Twenty Years Ago: My Bloody Valentine's 'Loveless'
1991 was the year My Bloody Valentine’s Loveless became the underground standard bearer for independent rock.
It’s hard to believe that 1991 was 20 years ago. In the wake of that anniversary, many have been harkening back to reflect on the top records of that year: U2’s Achtung Baby, Nirvana’s Nevermind, Pearl Jam’s Ten, Metallica’s (self-titled) "Black Album" just to name a few. Yet as grunge and the new wave of punk slowly emerged, an entirely different sound was inching over the horizon. Just three years from the brilliant Isn’t Anything, My Bloody Valentine (named after a Canadian horror film), had produced its masterwork, Loveless, a record of such sheer grandiosity and nuanced ingenuity, that it would become the reigning influence of independent rock, as well the expected candidate for every rock critic’s record collection, for years to come. It would also be the last musical statement from the band to date.
Bandleader Kevin Shields invested innumerable hours of studio time trying to create new and unprecedented sounds with this record, at times emerging from all-day sessions with absolutely nothing on tape. The process also found Shields barring any employees with Creation Records from access to the sessions. It was this kind of secluded and extensive work ethic that ended up nearly bankrupting the record label. However, it also ended up providing one of the most profound musical statements to emerge out of that year.
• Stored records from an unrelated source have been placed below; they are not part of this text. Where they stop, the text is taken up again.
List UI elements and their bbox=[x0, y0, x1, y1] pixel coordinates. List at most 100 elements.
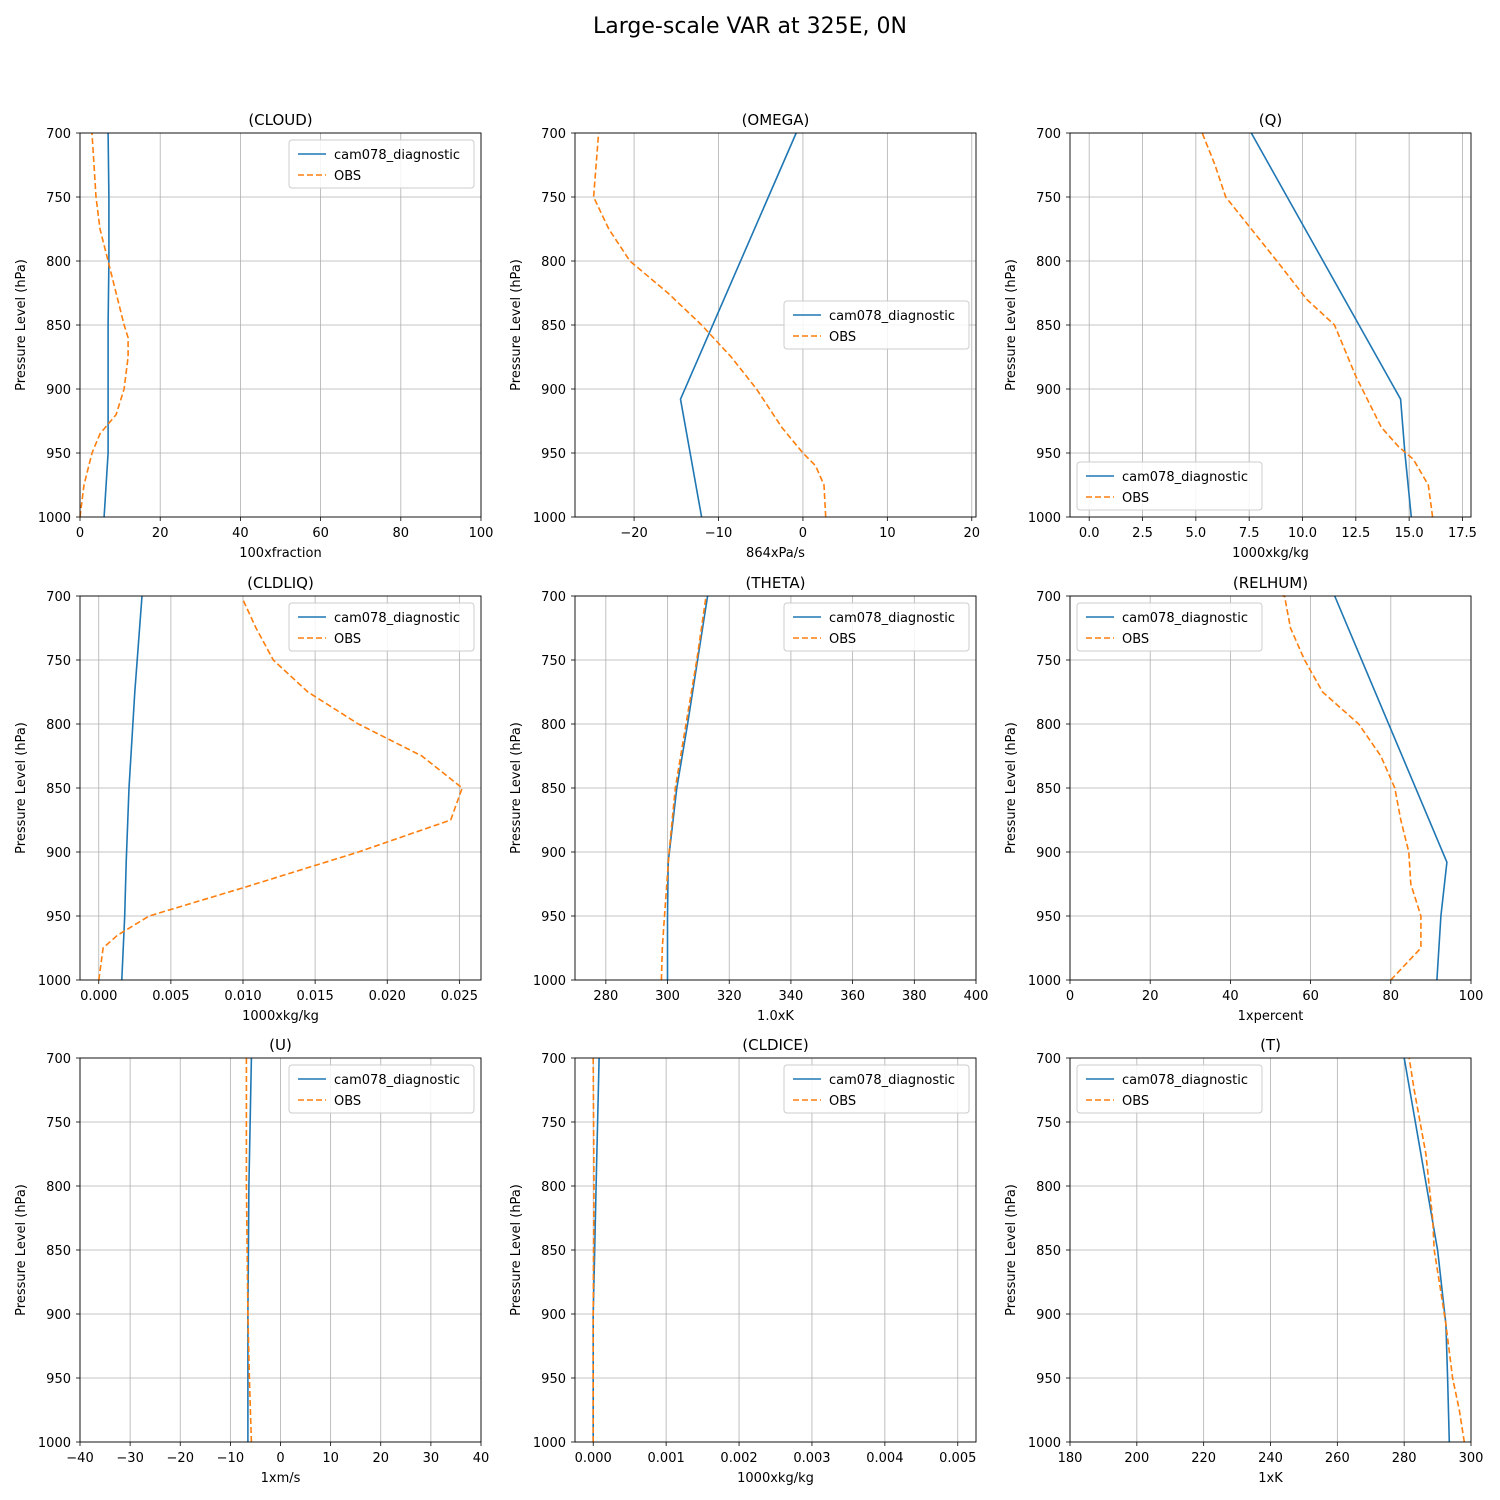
legend-entry: OBS bbox=[1122, 491, 1149, 506]
subplot-u: −40 −30 −20 −10 0 10 20 30 40 700 750 800 850 900 950 1… bbox=[14, 1036, 489, 1486]
y-tick-label: 950 bbox=[541, 447, 566, 462]
legend-entry: cam078_diagnostic bbox=[829, 1073, 955, 1088]
x-tick-label: 5.0 bbox=[1186, 526, 1207, 541]
model-series-line bbox=[121, 595, 143, 981]
y-tick-label: 700 bbox=[1036, 590, 1061, 605]
x-tick-label: 400 bbox=[964, 989, 989, 1004]
legend: cam078_diagnostic OBS bbox=[288, 1064, 475, 1114]
y-tick-label: 1000 bbox=[533, 974, 566, 989]
x-tick-label: 0 bbox=[276, 1451, 284, 1466]
model-series-line bbox=[1250, 132, 1413, 518]
y-tick-label: 800 bbox=[46, 718, 71, 733]
y-tick-label: 850 bbox=[46, 319, 71, 334]
legend-frame bbox=[1076, 461, 1263, 511]
legend-entry: cam078_diagnostic bbox=[829, 611, 955, 626]
x-tick-label: 40 bbox=[232, 526, 249, 541]
x-axis-label: 864xPa/s bbox=[746, 546, 805, 561]
y-tick-label: 700 bbox=[541, 590, 566, 605]
y-tick-label: 1000 bbox=[533, 511, 566, 526]
y-tick-label: 750 bbox=[46, 1116, 71, 1131]
y-tick-label: 900 bbox=[46, 383, 71, 398]
legend-frame bbox=[288, 139, 475, 189]
axes-frame bbox=[1069, 1057, 1472, 1443]
obs-series-line bbox=[592, 132, 827, 518]
x-tick-label: 300 bbox=[655, 989, 680, 1004]
legend-entry: cam078_diagnostic bbox=[334, 1073, 460, 1088]
x-tick-label: 10 bbox=[322, 1451, 339, 1466]
x-tick-label: −10 bbox=[705, 526, 732, 541]
y-axis-label: Pressure Level (hPa) bbox=[509, 722, 524, 854]
y-tick-label: 900 bbox=[541, 1308, 566, 1323]
x-axis-label: 1000xkg/kg bbox=[242, 1009, 319, 1024]
y-tick-label: 900 bbox=[541, 846, 566, 861]
obs-series-line bbox=[592, 1057, 595, 1442]
legend-entry: cam078_diagnostic bbox=[829, 309, 955, 324]
legend-entry: OBS bbox=[334, 169, 361, 184]
y-tick-label: 800 bbox=[46, 255, 71, 270]
x-tick-label: 40 bbox=[1222, 989, 1239, 1004]
x-axis-label: 100xfraction bbox=[239, 546, 321, 561]
y-tick-label: 950 bbox=[1036, 1372, 1061, 1387]
x-tick-label: −40 bbox=[66, 1451, 93, 1466]
y-tick-label: 700 bbox=[1036, 127, 1061, 142]
y-tick-label: 750 bbox=[46, 191, 71, 206]
legend: cam078_diagnostic OBS bbox=[1076, 602, 1263, 652]
x-axis-label: 1.0xK bbox=[757, 1009, 794, 1024]
x-tick-label: 100 bbox=[1459, 989, 1484, 1004]
y-tick-label: 900 bbox=[46, 1308, 71, 1323]
subplot-t: 180 200 220 240 260 280 300 700 750 800 850 900 950 1… bbox=[1004, 1036, 1483, 1486]
x-tick-label: 10.0 bbox=[1288, 526, 1317, 541]
y-axis-label: Pressure Level (hPa) bbox=[1004, 259, 1019, 391]
x-tick-label: 0.004 bbox=[866, 1451, 903, 1466]
obs-series-line bbox=[1201, 132, 1434, 518]
y-tick-label: 700 bbox=[541, 127, 566, 142]
model-series-line bbox=[1333, 595, 1448, 981]
y-axis-label: Pressure Level (hPa) bbox=[509, 1184, 524, 1316]
x-tick-label: 40 bbox=[473, 1451, 490, 1466]
legend: cam078_diagnostic OBS bbox=[783, 300, 970, 350]
y-tick-label: 750 bbox=[1036, 654, 1061, 669]
x-tick-label: 80 bbox=[393, 526, 410, 541]
y-tick-label: 750 bbox=[541, 654, 566, 669]
axes-frame bbox=[574, 595, 977, 981]
x-tick-label: −20 bbox=[620, 526, 647, 541]
y-tick-label: 950 bbox=[46, 1372, 71, 1387]
x-axis-label: 1xK bbox=[1258, 1471, 1283, 1486]
y-tick-label: 750 bbox=[541, 191, 566, 206]
legend-frame bbox=[783, 602, 970, 652]
subplot-title: (T) bbox=[1260, 1036, 1281, 1054]
x-tick-label: 0.003 bbox=[793, 1451, 830, 1466]
subplot-omega: −20 −10 0 10 20 700 750 800 850 900 950 1000 (OMEGA)… bbox=[509, 111, 980, 561]
y-tick-label: 950 bbox=[541, 1372, 566, 1387]
legend-entry: cam078_diagnostic bbox=[334, 611, 460, 626]
y-tick-label: 1000 bbox=[1028, 1436, 1061, 1451]
y-axis-label: Pressure Level (hPa) bbox=[14, 259, 29, 391]
y-tick-label: 800 bbox=[541, 1180, 566, 1195]
legend-frame bbox=[1076, 602, 1263, 652]
legend-frame bbox=[1076, 1064, 1263, 1114]
y-tick-label: 900 bbox=[46, 846, 71, 861]
y-tick-label: 950 bbox=[541, 910, 566, 925]
y-axis-label: Pressure Level (hPa) bbox=[14, 1184, 29, 1316]
subplot-title: (OMEGA) bbox=[742, 111, 810, 129]
y-tick-label: 800 bbox=[541, 718, 566, 733]
x-tick-label: 300 bbox=[1459, 1451, 1484, 1466]
x-tick-label: 0.0 bbox=[1079, 526, 1100, 541]
y-tick-label: 1000 bbox=[38, 511, 71, 526]
x-tick-label: 30 bbox=[423, 1451, 440, 1466]
y-tick-label: 850 bbox=[46, 1244, 71, 1259]
y-tick-label: 950 bbox=[1036, 910, 1061, 925]
model-series-line bbox=[103, 132, 110, 518]
model-series-line bbox=[679, 132, 797, 518]
x-tick-label: 0.001 bbox=[648, 1451, 685, 1466]
subplot-theta: 280 300 320 340 360 380 400 700 750 800 850 900 950 1… bbox=[509, 574, 988, 1024]
axes-frame bbox=[1069, 595, 1472, 981]
x-tick-label: 15.0 bbox=[1395, 526, 1424, 541]
x-axis-label: 1xpercent bbox=[1238, 1009, 1304, 1024]
x-tick-label: 80 bbox=[1383, 989, 1400, 1004]
x-tick-label: 7.5 bbox=[1239, 526, 1260, 541]
obs-series-line bbox=[1282, 595, 1422, 981]
x-tick-label: 0 bbox=[76, 526, 84, 541]
y-tick-label: 800 bbox=[1036, 1180, 1061, 1195]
With a single snare drum roll, the opening track “Only Shallow” erupts with catastrophic intensity, as Kevin Shield’ personalized “backwards reverb” guitar creation swirls hysterically with a sound akin to an ambulance siren underwater. In a way it was an opening moment every bit as revolutionary as the opening chords to Nirvana's “Smells Like Teen Spirit”. Loveless abounded with a deafening shoe-gazing attitude and My Bloody Valentine drowned the tracks of the album with mysterious textures of abrasive guitars and angelically-twisted instrumentation, all sewn together with an obsessive desire for detailed sound manipulation. In short, it was, and still is, unlike anything else you’ve ever heard.
In fact, most of the record is the complete antithesis of what one expects from a “normal” or “modern” record. The vocals are elusive, leaving the lyrics unintelligible. The listener is left grasping onto the faint and haunting melodies of Kevin Shields and guitarist/vocalist Belinda Butcher for most of the album. The massively compressed drums are smothered and at times barely audible, abandoning the rhythm of the songs to the swaying and disorienting ocean of enigmatic arrangements.
“Gloomer”, a song awash in multiple layers of uninhibited distortion and the chiming sounds of howling feedback is a prime example of this, while songs like “I Only Said” and “When You Sleep” breathe majestically with ethereal pop melodies. The songs on Loveless tend to drone and drag sludgingly, as they stubbornly resist forward motion. On a song like “Sometimes” (which ended up in the film Lost in Translation) this is most apparent. The multi-guitar ensemble directs the whole song at a slow and contemplative pace, while Kevin Shields sings his concealed lyrics beneath the wake of sparse, yet dream-like sonic textures. Loveless was something altogether new when it arrived, and the music community took hold of it with a fervent embrace. Ambience-maestro Brian Eno joined that fray declaring the track “Soon” to be a new standard for pop. He would remark at the time that it “is the vaguest music ever to have been a hit".
The guitar work alone on this album is cause for a serious listen. Kevin Shields single-handedly added an entirely new vocabulary for how one can think about the use of electric guitar. Released in November 1991, Loveless never charted in the United States and only reached 24 on the UK charts when it was released, but its effects have been far reaching, winning countless devotees as vast as Phish, Sonic Youth, and Guided By Voices. It remains as one of the most profound musical statements of 1991 and, 20 years later, its impact is no less startling and compelling.